Strickland knows more than most about nuances of the federal statutes. As NHTSA administrator, he helped write the agency's first policy statement on self-driving cars in 2013. But those were geared toward testing, and now many automakers foresee cars with autonomous capabilities reaching the market by 2020. On Thursday morning, General Motors and Lyft detailed plans to test a fleet of autonomous taxis on public roads within the next year.

"We're talking a very short period of time, a period of years, to commercialization and deployment." – David Strickland

"The world is so different than when I was the administrator," Strickland said. "At that point, everyone approached it as testing and was fleshing it out in an experimental mode. As you can see, we've moved well beyond that, and we're talking a very short period of time, a period of years, to commercialization and deployment."

It's not only federal standards that the Self-Driving Coalition for Safer Roads will address. California has issued preliminary rules that would require licensed drivers to operate autonomobiles and that cars contain controls that would allow humans to take over in an emergency. Twelve states have enacted laws that address autonomous vehicles, and 19 other states are considering such legislation, according to a Stanford University group that tracks autonomous-related legislation.

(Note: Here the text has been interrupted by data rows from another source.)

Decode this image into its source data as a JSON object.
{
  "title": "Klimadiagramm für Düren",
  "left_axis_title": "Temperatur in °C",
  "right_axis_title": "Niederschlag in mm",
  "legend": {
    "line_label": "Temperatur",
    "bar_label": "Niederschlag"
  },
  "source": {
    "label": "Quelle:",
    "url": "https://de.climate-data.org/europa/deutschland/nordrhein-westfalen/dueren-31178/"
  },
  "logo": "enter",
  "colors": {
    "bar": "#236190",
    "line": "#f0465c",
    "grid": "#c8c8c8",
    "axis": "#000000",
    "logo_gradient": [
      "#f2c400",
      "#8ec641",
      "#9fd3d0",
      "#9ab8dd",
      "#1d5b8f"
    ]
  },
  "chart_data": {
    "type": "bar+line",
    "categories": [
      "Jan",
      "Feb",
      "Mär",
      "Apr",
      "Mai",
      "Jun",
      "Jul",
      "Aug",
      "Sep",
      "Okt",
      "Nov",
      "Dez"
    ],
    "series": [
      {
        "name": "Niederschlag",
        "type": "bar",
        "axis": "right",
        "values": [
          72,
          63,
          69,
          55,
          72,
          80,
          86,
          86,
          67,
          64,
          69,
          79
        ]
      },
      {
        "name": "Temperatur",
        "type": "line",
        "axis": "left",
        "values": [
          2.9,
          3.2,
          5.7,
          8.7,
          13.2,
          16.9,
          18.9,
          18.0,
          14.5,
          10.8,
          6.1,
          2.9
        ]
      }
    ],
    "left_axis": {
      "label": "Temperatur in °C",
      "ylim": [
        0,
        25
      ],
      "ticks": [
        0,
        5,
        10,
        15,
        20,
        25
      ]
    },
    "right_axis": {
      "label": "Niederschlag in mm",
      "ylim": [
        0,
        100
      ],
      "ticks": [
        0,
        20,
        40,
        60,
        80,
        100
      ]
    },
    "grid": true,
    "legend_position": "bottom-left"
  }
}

Companies like Google consider the adoption of state-by-state laws a patchwork approach that will complicate their efforts to bring self-driving technology to the market. At the extreme, laws that change from one state line to the next could confine vehicles to legal operations in only one state – something that could hinder their usefulness.

"With widely varying laws, you're going to end up slowing deployment," Strickland said. "The hope is, as part of NHTSA's work, to model laws that make this more consistent. ... We recognize you can have variance in traffic laws, and you can't expect complete harmonization – not every state allows rights on red. But it's the major things – whether a vehicle can or cannot be deployed – that has many peoples' attention."